We study the weak-localization effect in quantum transport through a clean ballistic cavity with regular classical dynamics. We address the question which paths account for the suppression of conductance through a system where disorder and chaos are absent. By exploiting both quantum and semiclassical methods, we unambiguously identify paths that are diffractively backscattered into the cavity (when approaching the lead mouths from the cavity interior) to play a key role. Diffractive scattering couples transmitted and reflected paths and is thus essential to reproduce the weak-localization peak in reflection and the corresponding antipeak in transmission. A comparison of semiclassical calculations featuring these diffractive paths yields good agreement with full quantum calculations and experimental data. Our theory provides system-specific predictions for the quantum regime of few open lead modes and can be expected to be relevant also for mixed as well as chaotic systems.

Figure 1

(a) Geometry of circular quantum billiard with radius $\rho =\sqrt{1+4∕\pi }$ (in scaled units) and width of the leads $d=0.25$ $(\approx 0.16\rho )$ with one pair of time-reversal symmetric paths $q$ and $\overline{q}$ depicted. (b) Internal diffractive backscattering at the lead described by diffraction amplitude $v({\theta }_2^{\prime },{\theta }_2,k)$ (plotted is $\mathrm{Re}\left[v({\theta }_2^{\prime },{\theta }_2=\frac{\pi }{4},k)\right]\cos \left(kr\right)$, with $r$ as the radial distance from the center of the lead and $k=\frac{2.5\pi }{d}$).

Figure 2

(Color online) Two-dimensional path length-area spectrum of the exact quantum amplitude ${\mid {\tilde{S}}_{22}(L,a)\mid }^2$ [Eq. (5)] with integration ranges $k∊[2.2\pi ∕d,3.45\pi ∕d]$ and $B∕c∊[-3,3]$ (a) for reflection ${\mid {\tilde{r}}_{22}(L,a)\mid }^2$ and (b) for transmission ${\mid {\tilde{t}}_{22}(L,a)\mid }^2$. Strength given by intensity of color/grayscale, the dots mark classical paths.
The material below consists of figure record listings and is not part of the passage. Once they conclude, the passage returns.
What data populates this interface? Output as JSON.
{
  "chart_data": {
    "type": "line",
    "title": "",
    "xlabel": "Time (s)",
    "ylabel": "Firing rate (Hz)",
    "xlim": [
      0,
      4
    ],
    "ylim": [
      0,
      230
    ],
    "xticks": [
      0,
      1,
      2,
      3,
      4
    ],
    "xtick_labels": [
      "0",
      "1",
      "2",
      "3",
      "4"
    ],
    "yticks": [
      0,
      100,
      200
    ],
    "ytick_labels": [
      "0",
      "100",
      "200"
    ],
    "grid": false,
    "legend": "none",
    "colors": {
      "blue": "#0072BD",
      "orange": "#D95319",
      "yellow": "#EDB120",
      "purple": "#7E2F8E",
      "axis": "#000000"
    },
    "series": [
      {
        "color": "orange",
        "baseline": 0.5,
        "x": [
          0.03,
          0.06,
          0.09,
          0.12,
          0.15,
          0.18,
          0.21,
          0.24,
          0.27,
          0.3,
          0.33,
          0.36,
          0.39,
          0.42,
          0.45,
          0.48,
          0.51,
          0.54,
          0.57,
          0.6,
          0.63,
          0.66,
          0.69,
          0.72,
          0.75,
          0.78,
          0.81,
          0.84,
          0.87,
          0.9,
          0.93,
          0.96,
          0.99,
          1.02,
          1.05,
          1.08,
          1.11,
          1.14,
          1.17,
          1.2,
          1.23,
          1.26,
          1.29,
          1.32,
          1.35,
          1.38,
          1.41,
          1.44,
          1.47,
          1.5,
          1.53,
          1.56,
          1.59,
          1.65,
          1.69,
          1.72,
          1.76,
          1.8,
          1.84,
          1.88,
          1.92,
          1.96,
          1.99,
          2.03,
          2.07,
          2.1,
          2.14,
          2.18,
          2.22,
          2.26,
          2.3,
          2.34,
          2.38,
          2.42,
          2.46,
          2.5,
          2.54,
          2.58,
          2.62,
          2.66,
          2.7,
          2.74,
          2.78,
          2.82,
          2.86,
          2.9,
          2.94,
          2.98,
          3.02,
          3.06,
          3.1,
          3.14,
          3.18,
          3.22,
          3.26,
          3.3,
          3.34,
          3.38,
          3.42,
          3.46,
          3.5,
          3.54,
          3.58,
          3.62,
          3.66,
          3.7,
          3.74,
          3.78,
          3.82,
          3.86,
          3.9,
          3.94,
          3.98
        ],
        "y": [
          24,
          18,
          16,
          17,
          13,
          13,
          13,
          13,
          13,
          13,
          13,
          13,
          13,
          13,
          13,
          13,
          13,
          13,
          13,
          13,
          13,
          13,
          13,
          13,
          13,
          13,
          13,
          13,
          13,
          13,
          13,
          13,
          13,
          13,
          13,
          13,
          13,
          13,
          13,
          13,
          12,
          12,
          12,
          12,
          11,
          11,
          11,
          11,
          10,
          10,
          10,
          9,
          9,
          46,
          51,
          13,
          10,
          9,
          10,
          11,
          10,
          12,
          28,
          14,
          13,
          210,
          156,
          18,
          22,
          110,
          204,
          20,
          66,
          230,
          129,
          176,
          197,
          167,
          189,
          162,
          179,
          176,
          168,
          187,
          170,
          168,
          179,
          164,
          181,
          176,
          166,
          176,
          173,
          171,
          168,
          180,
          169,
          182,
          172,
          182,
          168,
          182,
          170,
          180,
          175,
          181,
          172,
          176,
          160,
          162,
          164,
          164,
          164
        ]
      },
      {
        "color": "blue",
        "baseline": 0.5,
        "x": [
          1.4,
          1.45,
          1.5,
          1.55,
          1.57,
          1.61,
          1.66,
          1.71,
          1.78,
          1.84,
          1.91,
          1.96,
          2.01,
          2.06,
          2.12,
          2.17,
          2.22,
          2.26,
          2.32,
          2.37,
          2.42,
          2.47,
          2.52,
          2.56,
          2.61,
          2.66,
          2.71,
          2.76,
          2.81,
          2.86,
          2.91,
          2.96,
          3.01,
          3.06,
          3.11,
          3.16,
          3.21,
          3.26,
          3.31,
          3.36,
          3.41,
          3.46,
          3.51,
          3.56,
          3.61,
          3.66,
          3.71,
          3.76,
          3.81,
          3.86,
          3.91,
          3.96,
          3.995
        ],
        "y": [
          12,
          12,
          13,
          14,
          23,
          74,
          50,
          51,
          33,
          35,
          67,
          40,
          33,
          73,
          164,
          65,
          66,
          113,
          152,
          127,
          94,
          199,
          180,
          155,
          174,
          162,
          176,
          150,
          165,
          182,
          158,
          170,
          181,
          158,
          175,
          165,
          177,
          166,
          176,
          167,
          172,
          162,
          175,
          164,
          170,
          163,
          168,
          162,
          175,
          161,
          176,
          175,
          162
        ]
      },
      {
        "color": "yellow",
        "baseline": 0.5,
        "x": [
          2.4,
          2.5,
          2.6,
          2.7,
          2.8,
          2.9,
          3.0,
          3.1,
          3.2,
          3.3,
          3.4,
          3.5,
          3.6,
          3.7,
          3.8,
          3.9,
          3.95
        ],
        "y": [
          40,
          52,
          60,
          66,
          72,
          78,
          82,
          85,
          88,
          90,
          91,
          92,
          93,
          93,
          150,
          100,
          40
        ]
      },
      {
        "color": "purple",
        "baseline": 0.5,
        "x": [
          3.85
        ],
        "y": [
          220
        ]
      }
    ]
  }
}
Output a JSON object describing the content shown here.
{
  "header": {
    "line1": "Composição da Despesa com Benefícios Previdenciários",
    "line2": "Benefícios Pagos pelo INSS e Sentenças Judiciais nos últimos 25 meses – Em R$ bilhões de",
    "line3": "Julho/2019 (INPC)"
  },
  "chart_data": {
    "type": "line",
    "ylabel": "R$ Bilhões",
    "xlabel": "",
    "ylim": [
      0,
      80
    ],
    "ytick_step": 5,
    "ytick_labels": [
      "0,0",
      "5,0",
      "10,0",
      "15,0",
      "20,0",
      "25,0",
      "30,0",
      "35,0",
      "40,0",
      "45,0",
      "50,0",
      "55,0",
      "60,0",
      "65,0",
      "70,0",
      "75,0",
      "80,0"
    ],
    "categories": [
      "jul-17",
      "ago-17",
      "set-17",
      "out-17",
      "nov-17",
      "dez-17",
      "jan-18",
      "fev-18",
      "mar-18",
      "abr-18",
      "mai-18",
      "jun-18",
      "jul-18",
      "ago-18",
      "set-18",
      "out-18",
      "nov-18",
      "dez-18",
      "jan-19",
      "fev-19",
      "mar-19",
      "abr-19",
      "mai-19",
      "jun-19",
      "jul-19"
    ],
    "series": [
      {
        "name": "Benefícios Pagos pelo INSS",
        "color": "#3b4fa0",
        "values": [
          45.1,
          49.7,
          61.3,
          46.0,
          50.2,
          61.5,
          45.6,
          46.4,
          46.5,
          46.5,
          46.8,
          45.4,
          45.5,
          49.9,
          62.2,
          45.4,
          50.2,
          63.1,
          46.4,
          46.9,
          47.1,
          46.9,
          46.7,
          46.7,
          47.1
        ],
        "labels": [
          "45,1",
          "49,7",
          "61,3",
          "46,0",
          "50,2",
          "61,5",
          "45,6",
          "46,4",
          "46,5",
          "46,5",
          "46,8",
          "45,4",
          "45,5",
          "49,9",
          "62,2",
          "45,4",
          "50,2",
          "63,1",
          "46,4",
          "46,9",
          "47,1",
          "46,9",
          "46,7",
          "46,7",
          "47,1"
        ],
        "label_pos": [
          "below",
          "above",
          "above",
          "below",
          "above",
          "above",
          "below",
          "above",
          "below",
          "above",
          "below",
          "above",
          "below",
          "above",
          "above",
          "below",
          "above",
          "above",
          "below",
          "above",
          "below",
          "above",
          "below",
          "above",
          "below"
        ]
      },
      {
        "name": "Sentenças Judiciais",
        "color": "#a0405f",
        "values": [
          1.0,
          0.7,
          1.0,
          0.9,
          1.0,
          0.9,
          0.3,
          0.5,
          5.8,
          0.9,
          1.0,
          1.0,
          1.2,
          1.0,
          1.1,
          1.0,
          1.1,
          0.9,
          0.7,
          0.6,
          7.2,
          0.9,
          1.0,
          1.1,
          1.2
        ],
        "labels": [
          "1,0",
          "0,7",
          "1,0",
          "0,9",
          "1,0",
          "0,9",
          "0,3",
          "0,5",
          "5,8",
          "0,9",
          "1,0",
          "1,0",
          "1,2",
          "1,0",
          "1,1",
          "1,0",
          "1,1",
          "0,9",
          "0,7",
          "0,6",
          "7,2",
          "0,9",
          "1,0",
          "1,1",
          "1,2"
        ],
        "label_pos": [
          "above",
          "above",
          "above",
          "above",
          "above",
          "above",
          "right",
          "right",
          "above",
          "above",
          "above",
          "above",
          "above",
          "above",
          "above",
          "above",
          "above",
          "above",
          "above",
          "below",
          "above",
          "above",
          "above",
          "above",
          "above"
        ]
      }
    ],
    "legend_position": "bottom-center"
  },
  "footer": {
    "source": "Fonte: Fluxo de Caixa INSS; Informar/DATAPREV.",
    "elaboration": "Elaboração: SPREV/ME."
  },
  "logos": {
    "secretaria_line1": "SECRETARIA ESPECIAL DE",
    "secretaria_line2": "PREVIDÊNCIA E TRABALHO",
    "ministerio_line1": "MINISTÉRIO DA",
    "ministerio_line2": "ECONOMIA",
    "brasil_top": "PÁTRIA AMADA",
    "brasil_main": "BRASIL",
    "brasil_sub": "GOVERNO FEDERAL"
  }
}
The pairing of classical and peudopaths contributing to WL is visualized [insets in (b)] and examples of diffractive contributions by pseudopaths are highlighted (red/gray markings).

Figure 3

Weak localization (WL) in reflection and transmission for the circular quantum dot (see Fig. 1) with two open modes and wave-number average $[2.2\pi ∕d⩽k⩽2.8\pi ∕d]$. (a) Quantum calculation of WL with truncated set of quantum paths $(L⩽L_{\max }=40)$ [see Eq. (5)]. (b) WL calculated within the PSCA and the same truncation (No. of paths $\approx 7\times {10}^6$). (c) WL calculated within SCA (only classical paths) and $L⩽L_{\max }$. Note that a dip in $T$ is completely absent. (d) Full quantum calculation (no truncation).